De hulpbronnen in de oceaan staan ​​vandaag al onder druk. Ongeveer 90 procent van de zeevisserij in de wereld wordt volledig bevist of overbevist. De wereldbevolking zal naar verwachting toenemen van 7,3 miljard in 2015 tot 11 miljard in 2100. De effecten die we in ons onderzoek aantroffen, zouden ernstige gevolgen hebben voor de wereldwijde voedselzekerheid. Uitbreiding van de aquacultuur, of zelfs meer drastische stappen zoals het rechtstreeks bemesten van de oceanen om de groei van plankton te stimuleren, zou niet eens in de buurt komen van het compenseren van het verlies van voedingsstoffen aan de diepe oceaan, veroorzaakt door aanhoudende opwarming van de aarde.

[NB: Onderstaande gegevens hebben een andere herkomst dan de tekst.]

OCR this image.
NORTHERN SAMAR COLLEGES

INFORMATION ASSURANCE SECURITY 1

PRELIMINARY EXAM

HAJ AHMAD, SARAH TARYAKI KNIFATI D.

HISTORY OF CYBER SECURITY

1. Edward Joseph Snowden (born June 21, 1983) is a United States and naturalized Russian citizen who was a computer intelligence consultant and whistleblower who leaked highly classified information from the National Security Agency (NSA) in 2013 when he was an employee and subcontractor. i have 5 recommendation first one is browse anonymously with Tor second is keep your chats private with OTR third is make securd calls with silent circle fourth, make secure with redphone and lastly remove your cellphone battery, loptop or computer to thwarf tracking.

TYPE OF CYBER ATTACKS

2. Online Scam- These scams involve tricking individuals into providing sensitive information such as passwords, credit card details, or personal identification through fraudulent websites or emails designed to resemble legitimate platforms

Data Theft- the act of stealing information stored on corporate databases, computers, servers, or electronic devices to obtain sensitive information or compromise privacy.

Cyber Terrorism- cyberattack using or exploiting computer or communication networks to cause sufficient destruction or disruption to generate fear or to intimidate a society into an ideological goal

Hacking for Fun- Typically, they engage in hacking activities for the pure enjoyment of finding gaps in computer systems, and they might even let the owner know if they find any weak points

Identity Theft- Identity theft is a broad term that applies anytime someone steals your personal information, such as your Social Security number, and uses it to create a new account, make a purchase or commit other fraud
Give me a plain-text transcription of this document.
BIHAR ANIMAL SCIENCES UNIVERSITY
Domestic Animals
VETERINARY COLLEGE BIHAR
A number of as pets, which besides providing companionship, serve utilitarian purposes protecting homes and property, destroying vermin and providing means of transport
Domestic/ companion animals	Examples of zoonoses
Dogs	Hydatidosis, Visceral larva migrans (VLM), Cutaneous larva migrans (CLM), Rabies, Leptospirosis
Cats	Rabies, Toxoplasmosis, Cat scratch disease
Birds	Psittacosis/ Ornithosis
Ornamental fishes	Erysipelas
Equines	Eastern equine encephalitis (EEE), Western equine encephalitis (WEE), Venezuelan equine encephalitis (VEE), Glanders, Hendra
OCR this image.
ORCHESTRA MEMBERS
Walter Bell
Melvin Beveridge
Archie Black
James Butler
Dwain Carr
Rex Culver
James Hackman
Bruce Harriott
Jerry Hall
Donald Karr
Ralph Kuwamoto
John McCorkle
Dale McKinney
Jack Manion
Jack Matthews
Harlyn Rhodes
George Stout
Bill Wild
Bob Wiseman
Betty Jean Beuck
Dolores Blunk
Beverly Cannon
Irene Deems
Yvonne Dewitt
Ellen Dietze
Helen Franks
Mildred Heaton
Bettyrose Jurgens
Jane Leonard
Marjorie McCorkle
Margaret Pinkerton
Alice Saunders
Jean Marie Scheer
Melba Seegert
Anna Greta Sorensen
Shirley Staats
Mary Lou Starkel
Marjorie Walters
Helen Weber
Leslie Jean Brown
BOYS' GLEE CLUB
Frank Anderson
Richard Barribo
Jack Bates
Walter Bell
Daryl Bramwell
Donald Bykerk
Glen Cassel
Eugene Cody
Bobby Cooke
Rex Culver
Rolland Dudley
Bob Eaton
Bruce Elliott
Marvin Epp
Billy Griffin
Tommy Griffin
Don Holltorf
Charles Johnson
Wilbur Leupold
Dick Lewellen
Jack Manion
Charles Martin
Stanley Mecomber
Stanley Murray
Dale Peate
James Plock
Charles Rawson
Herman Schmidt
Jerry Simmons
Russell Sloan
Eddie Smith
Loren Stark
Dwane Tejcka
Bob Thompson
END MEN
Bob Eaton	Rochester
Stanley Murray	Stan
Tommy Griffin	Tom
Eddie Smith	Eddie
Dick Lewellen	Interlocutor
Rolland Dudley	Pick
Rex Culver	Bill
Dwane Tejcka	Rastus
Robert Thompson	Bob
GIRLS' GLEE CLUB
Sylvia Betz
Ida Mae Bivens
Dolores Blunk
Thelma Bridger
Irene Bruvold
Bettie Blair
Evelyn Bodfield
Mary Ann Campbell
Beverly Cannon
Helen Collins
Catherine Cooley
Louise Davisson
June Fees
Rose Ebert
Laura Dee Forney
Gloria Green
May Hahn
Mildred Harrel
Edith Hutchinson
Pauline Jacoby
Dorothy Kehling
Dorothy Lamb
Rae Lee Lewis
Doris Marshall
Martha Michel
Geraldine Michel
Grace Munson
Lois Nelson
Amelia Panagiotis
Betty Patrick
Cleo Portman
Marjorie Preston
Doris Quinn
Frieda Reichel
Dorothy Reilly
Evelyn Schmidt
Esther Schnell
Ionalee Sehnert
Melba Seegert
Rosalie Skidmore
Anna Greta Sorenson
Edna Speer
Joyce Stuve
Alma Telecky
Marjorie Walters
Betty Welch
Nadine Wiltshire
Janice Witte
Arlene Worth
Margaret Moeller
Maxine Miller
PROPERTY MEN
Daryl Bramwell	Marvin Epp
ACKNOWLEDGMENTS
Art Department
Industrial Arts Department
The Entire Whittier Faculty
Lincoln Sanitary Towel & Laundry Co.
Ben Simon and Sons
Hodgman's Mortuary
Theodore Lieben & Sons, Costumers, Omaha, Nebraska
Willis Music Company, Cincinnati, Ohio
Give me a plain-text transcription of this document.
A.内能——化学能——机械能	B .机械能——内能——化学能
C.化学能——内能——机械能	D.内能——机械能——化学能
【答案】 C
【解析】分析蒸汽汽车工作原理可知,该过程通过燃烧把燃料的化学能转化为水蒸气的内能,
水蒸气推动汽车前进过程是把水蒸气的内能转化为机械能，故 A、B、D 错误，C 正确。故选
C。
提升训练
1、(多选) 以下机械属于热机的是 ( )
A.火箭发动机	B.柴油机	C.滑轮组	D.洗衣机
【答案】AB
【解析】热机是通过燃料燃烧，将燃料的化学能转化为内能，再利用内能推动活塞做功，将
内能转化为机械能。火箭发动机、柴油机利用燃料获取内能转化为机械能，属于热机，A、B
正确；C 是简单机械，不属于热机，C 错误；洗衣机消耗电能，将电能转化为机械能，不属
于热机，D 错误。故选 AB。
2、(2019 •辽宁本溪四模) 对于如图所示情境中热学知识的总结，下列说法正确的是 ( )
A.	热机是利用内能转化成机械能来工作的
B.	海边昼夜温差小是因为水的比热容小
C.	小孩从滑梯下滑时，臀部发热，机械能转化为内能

Onze simulatie was gebaseerd op een sterk klimaatopwarmingsscenario. Er is meer onderzoek nodig om te onderzoeken hoe warm het klimaat moet worden om zee-ijs te smelten en het vangen van nutriënten in de Zuidelijke Oceaan op gang te brengen. Maar dit is duidelijk een omslagpunt dat we niet willen overschrijden.

Dit artikel is oorspronkelijk gepubliceerd op The Conversation. Lees het originele artikel.